Over the last year, data from Morningstar as of the first quarter of 2018 shows Goldman Sachs just trailing Morgan Stanley in the one-year revenue growth category with one-year revenue growth of 5.28%. Across the banking group, Goldman Sachs is also showing upside potential with a price-sales ratio of 2.57 versus the group average of 3.17. Over the past four years, revenue per share growth has also been trending higher at a rate of 5.32%. In 2018, bullish analysts are expecting revenue growth of 18%, further supporting the upside revenue trend.
Earnings
Goldman Sachs led the big banks in net profit and earnings per share gains. Earnings per share were $5.98, increasing 51% from the comparable quarter and decreasing 14% from the first quarter. Earnings per share has been volatile as the company has been buying back shares. For the past four years, earnings per share growth has averaged 1% while shares outstanding have decreased an average of -4.55%.

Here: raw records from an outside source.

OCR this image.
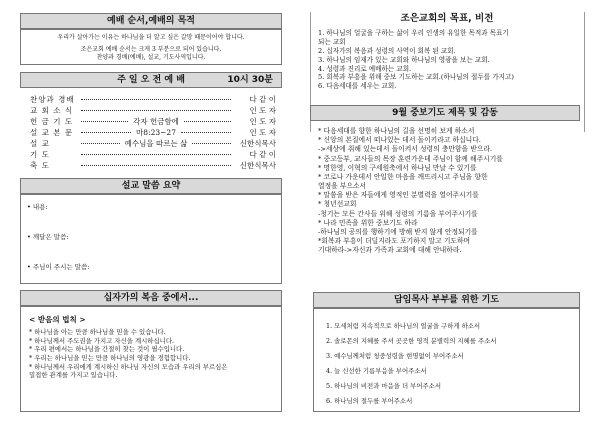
예배 순서,예배의 목적
우리가 살아가는 이유는 하나님을 더 알고 싶은 갈망 때문이어야 합니다.
조은교회 예배 순서는 크게 3 부분으로 되어 있습니다.
찬양과 경배(예배), 설교, 기도사역입니다.
주 일 오 전 예 배	10시 30분
찬양과 경배	다 같 이
교 회 소 식	인 도 자
헌 금 기 도	각자 헌금함에	인 도 자
설 교 본 문	마8:23~27	인 도 자
설 교	예수님을 따르는 삶	신한식목사
기 도	다 같 이
축 도	신한식목사
설교 말씀 요약
• 내용:
• 깨달은 말씀:
• 주님이 주시는 말씀:
십자가의 복음 중에서...
< 받음의 법칙 >
* 하나님을 아는 만큼 하나님을 믿을 수 있습니다.
* 하나님께서 주도권을 가지고 자신을 계시하십니다.
* 우리 편에서는 하나님을 간절히 찾는 것이 필수입니다.
* 우리는 하나님을 믿는 만큼 하나님의 영광을 경험합니다.
* 하나님께서 우리에게 계시하신 하나님 자신의 모습과 우리의 부르심은
밀접한 관계를 가지고 있습니다.
조은교회의 목표, 비전
1. 하나님의 얼굴을 구하는 삶이 우리 인생의 유일한 목적과 목표기
되는 교회
2. 십자가의 복음과 성령의 사역이 회복 된 교회.
3. 하나님의 임재가 있는 교회와 하나님의 영광을 보는 교회.
4. 성령과 진리로 예배하는 교회.
5. 회복과 부흥을 위해 중보 기도하는 교회.(하나님의 절두를 가지고)
6. 다음세대를 세우는 교회.
9월 중보기도 제목 및 감동
* 다음세대를 향한 하나님의 길을 선명히 보게 하소서
* 신앙의 본질에서 떠나있는 데서 돌이키라고 하십니다.
->세상에 취해 있는데서 돌이켜서 성령의 충만함을 받으라.
* 중고등부, 교사들의 목장 훈련가운데 주님이 함께 해주시기를
* 명한영, 이혁의 구세원축에서 하나님 만날 수 있기를
* 코로나 가운데서 안일한 마음을 깨뜨리시고 주님을 향한
열정을 부으소서
* 말씀을 받은 자들에게 영적인 분별력을 열어주시기를
* 청년선교회
-청기는 모든 간사들 위해 성령의 기름을 부어주시기를
* 나라 민족을 위한 중보기도 하라
-하나님의 공의를 행하기에 방해 받지 않게 안정되기를
*회복과 부흥이 더딜지라도 포기하지 말고 기도하며
기대하라->자신과 가족과 교회에 대해 안내하라.
담임목사 부부를 위한 기도
1. 모세처럼 지속적으로 하나님의 얼굴을 구하게 하소서
2. 솔로몬의 지혜를 주셔 곳곳한 영적 분별력의 지혜를 주소서
3. 예수님께처럼 청중성령을 현명없이 부어주소서
4. 늘 신선한 기름부음을 부어주소서
5. 하나님의 비전과 마음을 더 부어주소서
6. 하나님의 절두를 부어주소서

In the second quarter of 2018, net earnings increased 40% (44% with rounding) from the comparable quarter and decreased 9% from the previous quarter. Earnings before interest, taxes, depreciation and amortization and EBIT have been trending higher over the past three years. EBITDA has averaged $22.6 billion with an average annual growth rate of 21%. EBIT has averaged $21.4 billion with an average annual growth rate of 22%. In the second quarter, results showed pre-tax earnings increasing 31% from the comparable quarter. Analysts have an estimate of $27.02 for earnings per share in 2018, representing a forward earnings growth rate of 37% and further supporting continued moves higher in earnings, EBITDA and EBIT in the near term.
Alpha opportunity
Overall, after the second-quarter outperformance it seems the alpha opportunity is even more compelling for Goldman Sachs in comparison to its large bank peers, making the stock a top investment for investors looking for large bank exposure.
Goldman Sachs led the return on equity category for the banks with a 47% increase to a ROE of 12.80%. Total shareholders’ equity has averaged $85.4 billion over the past three years.
Goldman Sachs is also reporting a forward dividend yield of 1.38%. The trailing 12 months show a dividend of $3.23 with a one-year dividend growth rate of 11.54%.
Price-earnings valuation
Taking the high end of analysts’ guidance for earnings per share in 2018, Goldman Sachs has the potential to increase to approximately $585 at its current price to earnings level of 21.66. Projections for the forward price-earnings are estimated at 10.05, which would give it a value of approximately $272 with a conservative upside of 16% or $38.
DCF
Discounted cash flow is difficult to define for the company since it has been operating with volatile free cash flow, ranging from -$20.9 billion to $7.7 billion, over the past four years. The DCF valuation assumes positive free cash flows for ten years. Other basic assumptions for the DCF valuation include the following:
- Weighted average cost of capital: 4.56%
- Terminal growth: 3.00%
With these assumptions, the stock has a DCF of $300 with upside of 28%.
Disclosure: I do not directly own any shares of any stocks included in this article.